Muito embora se compreendam e, inclusive, se acolham as preocupações que levaram à manutenção de um princípio de subsidiariedade no recurso a estas técnicas, pretendendo evitar-se a sua banalização e a instrumentalização do ser humano e dos seus órgãos reprodutivos (tanto mais que as técnicas de PMA se desenvolveram historicamente para precisamente se dar uma resposta científica às dificuldades de reprodução), certo é que com o aditamento do n.º 3 se criou um contra-senso com esse princípio restritivo, o qual cumprirá dissipar.

5. Independentemente desta incoerência, é indubitável que foi intenção legislativa proceder a uma verdadeira alteração de paradigma, permitindo que as técnicas de PMA passassem a ser um recurso acessível a todas as mulheres, em condições de absoluta igualdade, não exigindo que, para tanto, sejam inférteis, casadas ou unidas de facto com um homem, ou sequer com outra pessoa do mesmo sexo.
Passou a incluir-se expressamente, por via da alteração do n.º 1 do artigo 6.º, que são beneficiários destas técnicas de PMA os casais de sexo diferente ou os casais de mulheres, bem como todas as mulheres independentemente do estado civil e da orientação sexual.
Depois, outras alterações surgem pelo facto de se ter alargado o âmbito pessoal dos beneficiários destas técnicas, como é exemplo disso a alteração vertida no n.º 1 do artigo 19.º.
Uma outra alteração de assinalar prende-se com a nova redacção dada ao artigo 20.º, onde desde logo se substituiu a referência em epígrafe à “Determinação da paternidade”, para se utilizar a expressão “Determinação da parentalidade”, na sequência do alargamento do âmbito dos beneficiários das técnicas de PMA, em particular incluindo-se casais de mulheres, além de se ter adequado este regime à realização do projecto parental relativamente a uma só pessoa, prevendo-se o assento de nascimento apenas com a menção de um dos progenitores e eliminando-se a necessidade de abertura de um processo de averiguação oficiosa do outro.
Depois, também ao nível do destino dos embriões, assiste-se a uma alteração significativa operada por este diploma, designadamente por meio do aumento do prazo de criopreservação, da previsão da doação de embriões para investigação científica e da sua eliminação.
Nesta alteração legislativa não se previu um regime transitório que abrangesse os casos de mulheres que recorreram a técnicas de PMA no estrangeiro antes da vigência desta alteração legislativa, por até então não lhes ser permitido esse recurso no nosso país.

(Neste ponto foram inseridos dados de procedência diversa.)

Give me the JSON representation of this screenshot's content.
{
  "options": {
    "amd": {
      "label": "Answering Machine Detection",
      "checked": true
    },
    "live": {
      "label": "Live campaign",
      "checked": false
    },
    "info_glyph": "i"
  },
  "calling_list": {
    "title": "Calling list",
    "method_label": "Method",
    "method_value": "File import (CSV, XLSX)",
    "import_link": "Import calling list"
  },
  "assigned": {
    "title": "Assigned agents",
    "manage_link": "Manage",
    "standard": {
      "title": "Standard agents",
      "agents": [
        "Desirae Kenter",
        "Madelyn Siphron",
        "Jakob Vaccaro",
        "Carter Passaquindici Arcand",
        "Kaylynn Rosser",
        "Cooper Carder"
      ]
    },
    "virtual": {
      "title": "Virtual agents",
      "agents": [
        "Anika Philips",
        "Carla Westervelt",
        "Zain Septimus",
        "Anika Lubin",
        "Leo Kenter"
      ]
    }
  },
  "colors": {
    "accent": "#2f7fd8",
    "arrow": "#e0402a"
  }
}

Na verdade, até pela finalidade desta alteração legislativa, centrada na busca da igualdade entre todas as mulheres, em nossa perspectiva teria sido razoável que o legislador tivesse previsto a situação de todas aquelas mulheres que, tendo recorrido a essas técnicas no estrangeiro, ainda aguardam pela conclusão do processo oficioso da averiguação da paternidade, ou então que se vêem obrigadas a recorrer ao regime da adopção do filho da sua cônjuge ou unida de facto.

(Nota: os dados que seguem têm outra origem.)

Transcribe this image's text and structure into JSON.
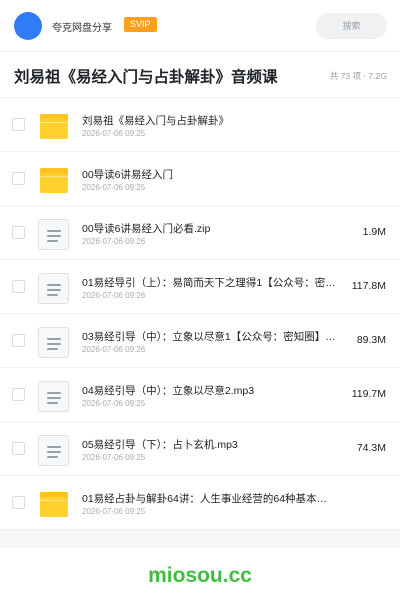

6. No essencial, esta alteração legislativa implica várias questões éticas que cumpre avaliar, a par e passo, ao longo da sua aplicação prática. A este respeito, é extremamente importante a tomada de atenção às recomendações do Conselho Nacional de Ética para as Ciências da Vida, patentes no seu parecer de Março de 2016 (as quais aliás são citadas pelo Presidente da República na mensagem disponível no site da Presidência da República e dirigida à Assembleia da República, na sequência da promulgação desta alteração legislativa), onde se frisa a necessidade de “fazer prevalecer o respeito pelos direitos da criança que vier a nascer, onde radica de forma insuperável o de ser amada”.